9 mai 2019

Témoin à charge

«50 nuances de regrets», c’est le titre du recueil de chroniques que vient de publier la comédienne et humoriste Claude-Inga Barbey. De sa plume tendre et acérée, elle y consigne avec drôlerie les petits tracas et grands tourments du quotidien.

Avec ses chroniques, Claude-Inga Barbey aimerait donner aux gens la force de rire des petits agacements de tous les jours (photo: Nicolas Righetti/Lundi13).

Claude-Inga Barbey est comédienne, écrivaine, maman, pendulaire et maîtresse d’un chien baptisé Monk. Elle est aussi ethnologue amatrice ou plutôt observatrice zélée de nos combats ordinaires, de nos existences contrariées par ces fichus bancomats qui avalent nos cartes, par ces satanés codes qui se multiplient comme des petits pains, par ces soirées de parents auxquelles on aimerait échapper, par ces ados qui sont scotchés à leur smartphone comme des moules à un rocher…
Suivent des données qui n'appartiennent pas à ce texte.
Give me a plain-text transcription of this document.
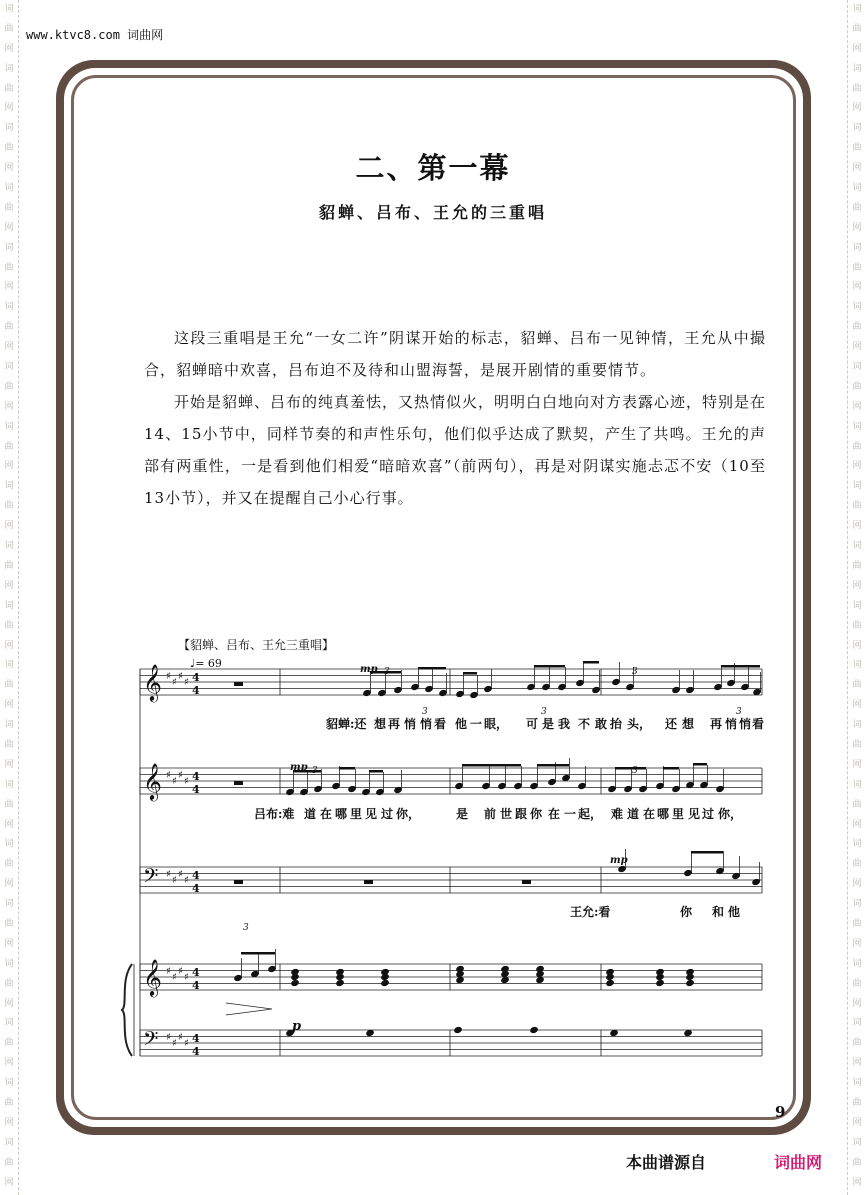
词
曲
网
词
曲
网
词
曲
网
词
曲
网
词
曲
网
词
曲
网
词
曲
网
词
曲
网
词
曲
网
词
曲
网
词
曲
网
词
曲
网
词
曲
网
词
曲
网
词
曲
网
词
曲
网
词
曲
网
词
曲
网
词
曲
网
词
曲
网
词
曲
网
词
曲
网
词
曲
网
词
曲
网
词
曲
网
词
曲
网
词
曲
网
词
曲
网
词
曲
网
词
曲
网
词
曲
网
词
曲
网
词
曲
网
词
曲
网
词
曲
网
词
曲
网
词
曲
网
词
曲
网
词
曲
网
词
曲
网
www.ktvc8.com 词曲网
二、第一幕
貂蝉、吕布、王允的三重唱

这段三重唱是王允“一女二许”阴谋开始的标志，貂蝉、吕布一见钟情，王允从中撮合，貂蝉暗中欢喜，吕布迫不及待和山盟海誓，是展开剧情的重要情节。

开始是貂蝉、吕布的纯真羞怯，又热情似火，明明白白地向对方表露心迹，特别是在14、15小节中，同样节奏的和声性乐句，他们似乎达成了默契，产生了共鸣。王允的声部有两重性，一是看到他们相爱“暗暗欢喜”（前两句），再是对阴谋实施忐忑不安（10至13小节），并又在提醒自己小心行事。

【貂蝉、吕布、王允三重唱】
𝄞 ♯
♯
♯
♯ 4
4
𝄞 ♯
♯
♯
♯ 4
4
𝄢 ♯
♯
♯
♯ 4
4
𝄞 ♯
♯
♯
♯ 4
4
𝄢 ♯
♯
♯
♯ 4
4
♩= 69	mp
mp
mp
p
3
3	3
3
3
3	3
3
貂蝉:还 想 再 悄 悄 看 他 一 眼， 可 是 我 不 敢 抬 头， 还 想 再 悄 悄 看
吕布:难 道 在 哪 里 见 过 你，	是 前 世 跟 你 在 一 起， 难 道 在 哪 里 见 过 你，
王允:看	你 和 他
9
本曲谱源自	词曲网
Et toutes ces petites choses qui pourrissent nos vies, toutes ces tartines qui retombent côté confiture, elle en fait des chroniques mordantes pour le Matin Dimanche (cinquante d’entre elles viennent d’être réunies dans un recueil publié aux Éditions Favre). Elle profite aussi de ces billets d’humeur pour avouer ses peurs ou encore secouer notre mauvaise conscience (face au racisme rampant, face aux drames devant lesquels nous restons les bras ballants…). Tout cela évidemment sur un ton pas très politiquement correct: «Les sportifs m’agacent, avec cette manière qu’ils ont de nous culpabiliser d’être alcooliques et fumeurs.»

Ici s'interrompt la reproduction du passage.